Mike van der Hoorn verhuist naar Wales. Na FC Utrecht en Ajax, waar hij nog een doorlopend contract had van een jaar, vertrekt de 23-jarig verdediger naar Swansea City. Hij tekende bij de Premier League club een driejarige overeenkomst met een optie voor een extra jaar. Van der Hoorn staat te popelen om te beginnen: “Ik ga keihard knokken voor een basisplaats.”
Het behoeft geen betoog dat Mike van der Hoorn blij is met de nieuwe stap in zijn loopbaan. Immers, welke zichzelf respecterende voetballer wil niet in de Premier League spelen? “Het is een droom die uitkomt. Als klein jongetje keek ik al naar de Premier League. Qua competitie is er zeker sprake van een promotie, maar Ajax is volgens mij een grotere club dan Swansea en het heeft natuurlijk een geweldige geschiedenis.”

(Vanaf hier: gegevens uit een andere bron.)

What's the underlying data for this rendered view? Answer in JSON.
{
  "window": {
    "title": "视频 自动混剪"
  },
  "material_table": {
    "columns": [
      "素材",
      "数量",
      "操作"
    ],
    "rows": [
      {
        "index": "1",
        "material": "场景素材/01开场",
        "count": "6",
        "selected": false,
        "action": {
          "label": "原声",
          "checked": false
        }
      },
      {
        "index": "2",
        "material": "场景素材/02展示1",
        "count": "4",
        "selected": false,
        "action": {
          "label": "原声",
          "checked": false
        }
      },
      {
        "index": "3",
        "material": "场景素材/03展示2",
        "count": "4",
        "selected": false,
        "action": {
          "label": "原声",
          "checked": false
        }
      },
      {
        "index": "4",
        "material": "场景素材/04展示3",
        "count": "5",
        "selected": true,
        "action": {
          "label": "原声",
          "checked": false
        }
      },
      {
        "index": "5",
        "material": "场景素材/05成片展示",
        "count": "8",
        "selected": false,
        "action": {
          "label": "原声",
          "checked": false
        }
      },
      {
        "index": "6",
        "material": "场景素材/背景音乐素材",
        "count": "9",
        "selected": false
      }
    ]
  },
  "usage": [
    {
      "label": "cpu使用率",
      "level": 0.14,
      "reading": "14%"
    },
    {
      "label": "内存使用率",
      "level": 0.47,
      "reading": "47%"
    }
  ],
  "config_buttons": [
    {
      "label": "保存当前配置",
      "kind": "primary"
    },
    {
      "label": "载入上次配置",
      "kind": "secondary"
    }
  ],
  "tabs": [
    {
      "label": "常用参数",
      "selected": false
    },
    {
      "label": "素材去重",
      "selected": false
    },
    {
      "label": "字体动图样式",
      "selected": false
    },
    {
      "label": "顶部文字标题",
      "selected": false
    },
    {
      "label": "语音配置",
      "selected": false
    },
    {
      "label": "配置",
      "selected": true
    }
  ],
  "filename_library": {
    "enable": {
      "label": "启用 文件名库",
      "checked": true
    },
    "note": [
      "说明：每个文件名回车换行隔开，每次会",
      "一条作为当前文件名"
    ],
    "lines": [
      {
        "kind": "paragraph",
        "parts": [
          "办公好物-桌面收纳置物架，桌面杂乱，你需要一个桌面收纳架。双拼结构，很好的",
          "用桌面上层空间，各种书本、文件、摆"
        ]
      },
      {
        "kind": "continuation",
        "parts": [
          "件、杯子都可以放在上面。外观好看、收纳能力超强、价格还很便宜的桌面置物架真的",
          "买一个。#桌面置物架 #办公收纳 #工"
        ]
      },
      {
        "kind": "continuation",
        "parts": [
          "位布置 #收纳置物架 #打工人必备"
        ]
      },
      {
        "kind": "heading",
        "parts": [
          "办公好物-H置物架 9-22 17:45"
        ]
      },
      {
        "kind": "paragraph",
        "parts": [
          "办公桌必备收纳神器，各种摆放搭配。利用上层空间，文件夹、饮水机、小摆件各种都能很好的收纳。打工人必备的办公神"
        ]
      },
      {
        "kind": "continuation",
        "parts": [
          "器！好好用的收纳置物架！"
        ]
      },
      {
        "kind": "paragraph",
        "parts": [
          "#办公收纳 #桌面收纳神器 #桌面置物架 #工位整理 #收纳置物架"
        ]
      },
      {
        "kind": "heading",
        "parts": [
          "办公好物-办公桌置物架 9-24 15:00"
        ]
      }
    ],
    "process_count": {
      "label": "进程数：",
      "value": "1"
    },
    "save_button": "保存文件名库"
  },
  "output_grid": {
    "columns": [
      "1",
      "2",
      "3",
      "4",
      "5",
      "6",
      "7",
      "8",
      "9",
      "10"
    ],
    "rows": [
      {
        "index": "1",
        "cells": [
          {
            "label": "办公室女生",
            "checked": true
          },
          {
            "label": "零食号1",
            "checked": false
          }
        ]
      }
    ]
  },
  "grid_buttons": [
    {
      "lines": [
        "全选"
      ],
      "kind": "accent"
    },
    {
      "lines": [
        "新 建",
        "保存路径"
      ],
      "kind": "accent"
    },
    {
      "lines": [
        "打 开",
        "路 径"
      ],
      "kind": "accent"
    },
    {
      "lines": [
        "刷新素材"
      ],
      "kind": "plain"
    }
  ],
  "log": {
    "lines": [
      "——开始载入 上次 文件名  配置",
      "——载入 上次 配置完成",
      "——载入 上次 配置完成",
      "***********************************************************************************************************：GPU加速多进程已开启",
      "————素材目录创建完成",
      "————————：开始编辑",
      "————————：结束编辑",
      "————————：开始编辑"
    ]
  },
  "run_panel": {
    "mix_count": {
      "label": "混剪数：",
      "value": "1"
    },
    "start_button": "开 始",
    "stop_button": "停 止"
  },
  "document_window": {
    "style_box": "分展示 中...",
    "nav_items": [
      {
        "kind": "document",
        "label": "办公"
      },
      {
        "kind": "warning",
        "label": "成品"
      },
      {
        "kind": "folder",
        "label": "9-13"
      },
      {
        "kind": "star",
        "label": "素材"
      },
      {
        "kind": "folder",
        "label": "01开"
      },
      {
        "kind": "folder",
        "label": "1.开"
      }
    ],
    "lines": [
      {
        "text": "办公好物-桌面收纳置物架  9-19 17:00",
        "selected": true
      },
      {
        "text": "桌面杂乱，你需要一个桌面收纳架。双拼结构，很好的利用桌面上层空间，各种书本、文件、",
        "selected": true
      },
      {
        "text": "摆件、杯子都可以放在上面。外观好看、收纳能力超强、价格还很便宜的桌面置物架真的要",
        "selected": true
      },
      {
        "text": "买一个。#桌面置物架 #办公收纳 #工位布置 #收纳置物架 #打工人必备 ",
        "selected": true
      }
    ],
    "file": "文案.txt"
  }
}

Vooralsnog kent Mike van der Hoorn zijn nieuwe club, die afgelopen seizoen als twaalfde eindigde, vooral van tv beelden. Wat hij zag is hem goed bevallen: “Swansea City is een paar jaar geleden naar de Premier League gepromoveerd en houdt zich daar goed staande. De club doet in het begin van de competitie in de onderste regionen mee, maar speelt zich steeds vrij snel vrij van degradatie. Van daaruit proberen ze altijd lekker te voetballen. Wat mij is opgevallen is dat de topclubs altijd moeite hebben met Swansea.”
De centrale verdediger realiseert zich terdege dat hij aan de bak zal moeten om aan spelen toe te komen: “De Premier League is een heel sterke competitie, heeft een hoog niveau. Daar zal ik in mee moeten. De stijl van het voetbal in Engeland bevalt me wel. Je hebt te maken met echte kerels, knokkers. Het tempo ligt hoger dan in Nederland. Dat zal ik eerst moeten ervaren. Ik heb bij Swansea te maken met concurrentie, dat is overal zo. Ik hoop natuurlijk op een basisplaats en daar ga ik keihard voor knokken.”
Een mooi avontuur lonkt voor Mike van der Hoorn na drie jaren Ajax. Hij zat er meer op de bank dan hem lief was, maar hij koestert de positieve ervaringen: “Ik vind het mooi dat ik het laatste half jaar bijna alles gespeeld heb. Verder is het een periode geweest met ups en downs, waarin ik stappen heb gemaakt. Voetbaltactisch ben ik vooruit gegaan en mentaal ben ik sterker geworden. Kritiek van buitenstaanders laat ik nu makkelijker van me afglijden. Ik heb veel mooie momenten meegemaakt: deelname aan de Champions League, een landskampioenschap en de Johan Cruijffschaal. Nee hoor, ik voel echt geen rancune omdat ik geen echte basisspeler ben geworden. Ajax heeft me altijd goed behandeld.”